Because it is mentioned elsewhere in this thread, let's look at $R^2$.  This figure is related to the size of residuals, but the relation is indirect.  As you can see from the formula, it depends on the total variation in the dependent variable, which in turn depends on how much the independent variables vary in the dataset.  This makes it much less useful than directly examining the root mean square residual.  $R^2$ values can also be erroneous: they can become extremely high due to the presence of even a single "high leverage" value in the data, giving a false impression of a good fit.  Any decent measure of the typical residual size will not have this problem.
A: Imagine that we didn't model anything and we didn't have any information on $x$ to use in our predictions. What would our guess of $y$ be?
If we performed the following regression:
$$ \begin{align*}
 y_i = \beta_0 + \epsilon_i
 \end{align*}$$
then $\hat{\beta}_0 = \bar{y}$.
We can write
$$ \begin{align*}
 y_i = \hat{y}_i + e_i,
 \end{align*}$$
where $e$ is the residual. Now, subtract $\bar{y}$ from both sides:
$$ \begin{align*}
 y_i - \bar{y} = \hat{y}_i - \bar{y} + e_i.
 \end{align*}$$
Let's square both sides and sum over all $i$:
$$ \begin{align*}
 \sum{\left(y_i - \bar{y}\right)^2} = \sum{\left(\hat{y}_i - \bar{y}\right)^2} + \sum{e_i^2}
 \end{align*}$$
(we used the fact that $\sum{\left(\hat{y}_i - \bar{y}\right)e_i} = 0$).
}
We create a statistic called $R^2$:
$$ \begin{align*}
 R^2 = \frac{\sum{\left(\hat{y}_i - \bar{y}\right)^2}}{\sum{\left(y_i - \bar{y}\right)^2}} = 1 - \frac{\sum{e_i^2}}{\sum{\left(y_i - \bar{y}\right)^2}}.
 \end{align*}$$
This is the ratio of the variation predicted by our model to the variation not predicted by the mean alone, the simplest possible model of our outcome. Of the variation to be predicted, what fraction is predicted by your model? Alternatively, it is 1 minus the variation that remains relative to the total variation.

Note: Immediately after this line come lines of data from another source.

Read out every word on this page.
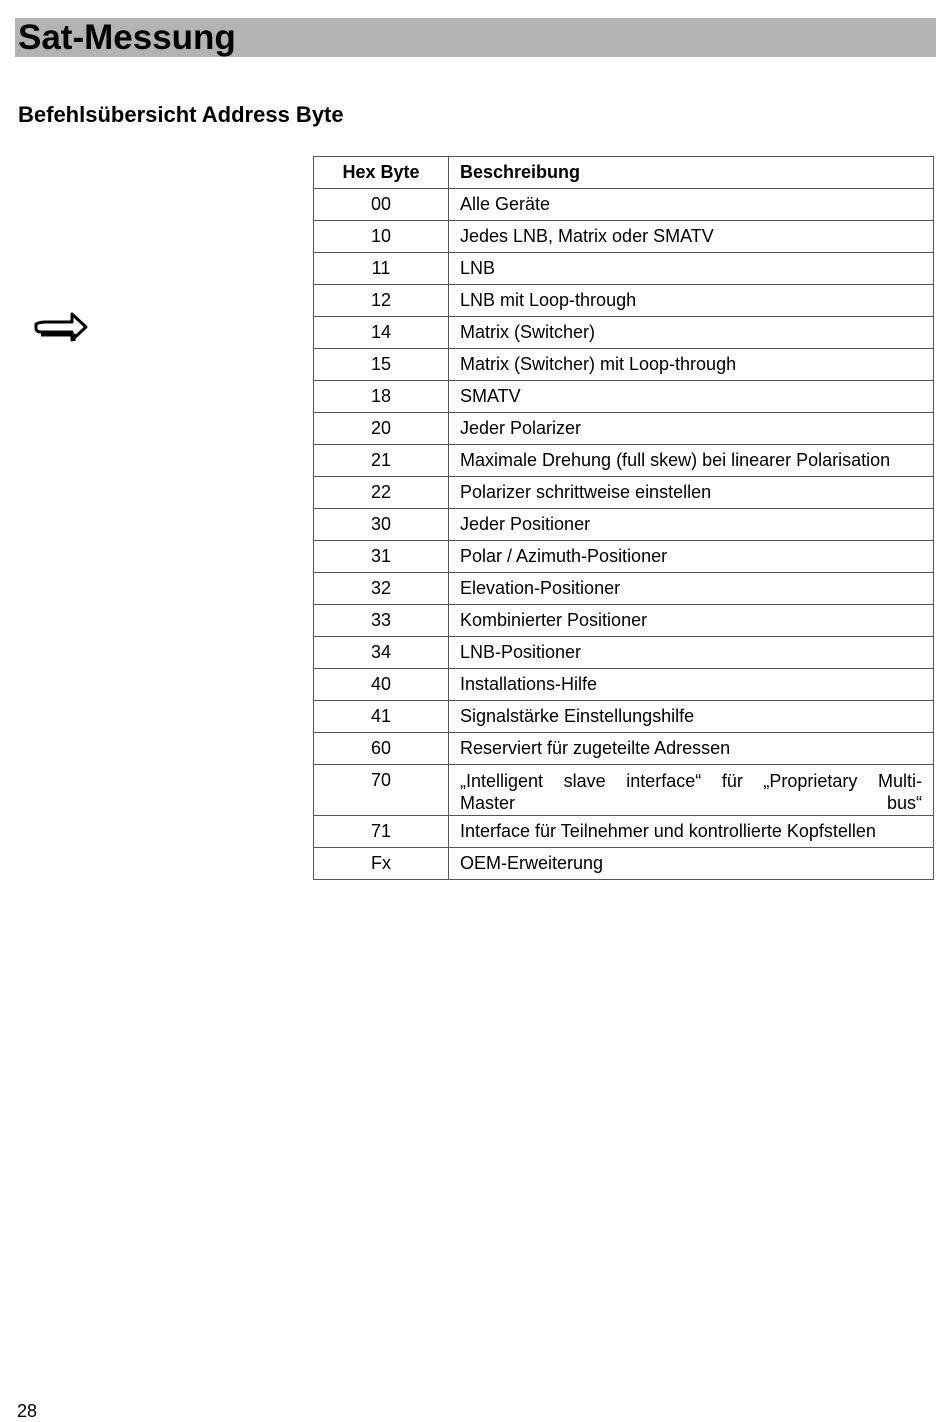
Sat-Messung
Befehlsübersicht Address Byte
Hex Byte	Beschreibung
00	Alle Geräte
10	Jedes LNB, Matrix oder SMATV
11	LNB
12	LNB mit Loop-through
14	Matrix (Switcher)
15	Matrix (Switcher) mit Loop-through
18	SMATV
20	Jeder Polarizer
21	Maximale Drehung (full skew) bei linearer Polarisation
22	Polarizer schrittweise einstellen
30	Jeder Positioner
31	Polar / Azimuth-Positioner
32	Elevation-Positioner
33	Kombinierter Positioner
34	LNB-Positioner
40	Installations-Hilfe
41	Signalstärke Einstellungshilfe
60	Reserviert für zugeteilte Adressen
70	„Intelligent slave interface“ für „Proprietary Multi-
Master bus“

71	Interface für Teilnehmer und kontrollierte Kopfstellen
Fx	OEM-Erweiterung
28
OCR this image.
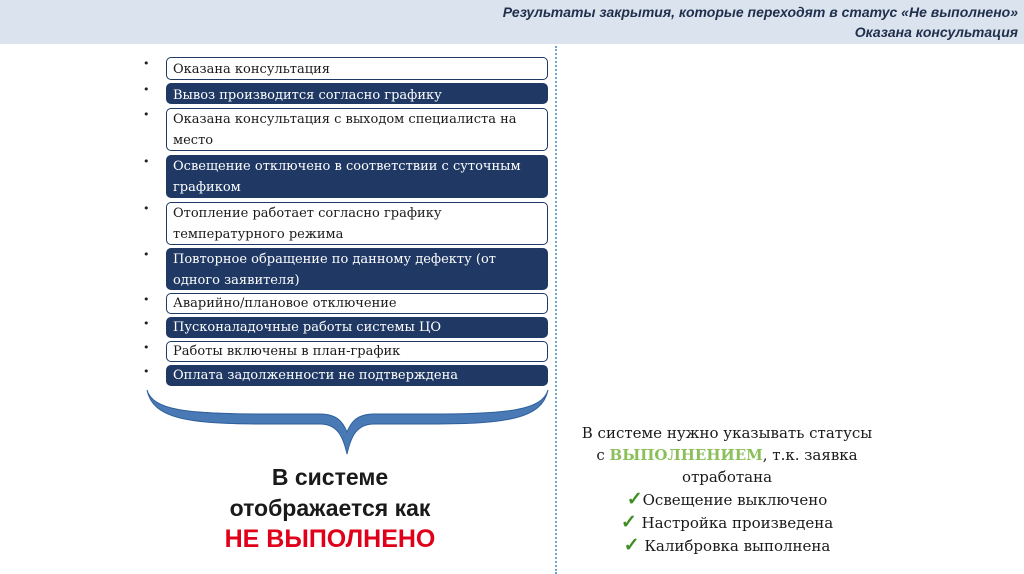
Результаты закрытия, которые переходят в статус «Не выполнено»
Оказана консультация
•	Оказана консультация
•	Вывоз производится согласно графику
•	Оказана консультация с выходом специалиста на место
•	Освещение отключено в соответствии с суточным графиком
•	Отопление работает согласно графику температурного режима
•	Повторное обращение по данному дефекту (от одного заявителя)
•	Аварийно/плановое отключение
•	Пусконаладочные работы системы ЦО
•	Работы включены в план-график
•	Оплата задолженности не подтверждена
В системе
отображается как
НЕ ВЫПОЛНЕНО
В системе нужно указывать статусы
с ВЫПОЛНЕНИЕМ, т.к. заявка
отработана
✓Освещение выключено
✓ Настройка произведена
✓ Калибровка выполнена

Since OLS minimizes the sum of squared residuals, for any given data $y$, you can view OLS as choosing coefficients to maximize the $R^2$.
Because our models include an intercept, the regression line goes through the point of means ($\bar{x}, \bar{y}$) and thus they predict no less than the mean alone.
Using the derivation above and the fact that our regression includes an intercept term, $R^2$ is bounded between 0 and 1.
Additionally, $R^2$ is equal to the sample correlation squared
$\left(r_{x,y} \text{ for univariate regression and }r_{\hat{y},y}
  \text{ generally}\right)$.
$R^2$ is the most common goodness-of-fit measure for regression, but it needs to come with a warning siren.
All that $R^2$ tells you is the proportion of the overall variation that is predicted by your model. Note that I avoid the typical "is explained by your model" phrasing that people use. This implies causality and $R^2$ does not measure that. 
You can have a perfect model: $y$ is just its mean plus some error---that's the definition of $y$---but, the $R^2$ is 0. Your model is exactly right, but it has a small $R^2$ simply because you can't predict the variation of $y$ no matter what information (variables) you use.
On the other hand, you can have a really high $R^2$, but have a completely wrong model when two things are correlated for some other reason. A time series example is if I regress my weight from ages 0 to 27 on the weight of someone else from ages 0 to 27. We'll get a high $R^2$ simply because our weights were trending up for a while as we grew and relatively plateaued later on; my weighted was not caused by or related to in any way the weight of the other person (see this question on spurious causation).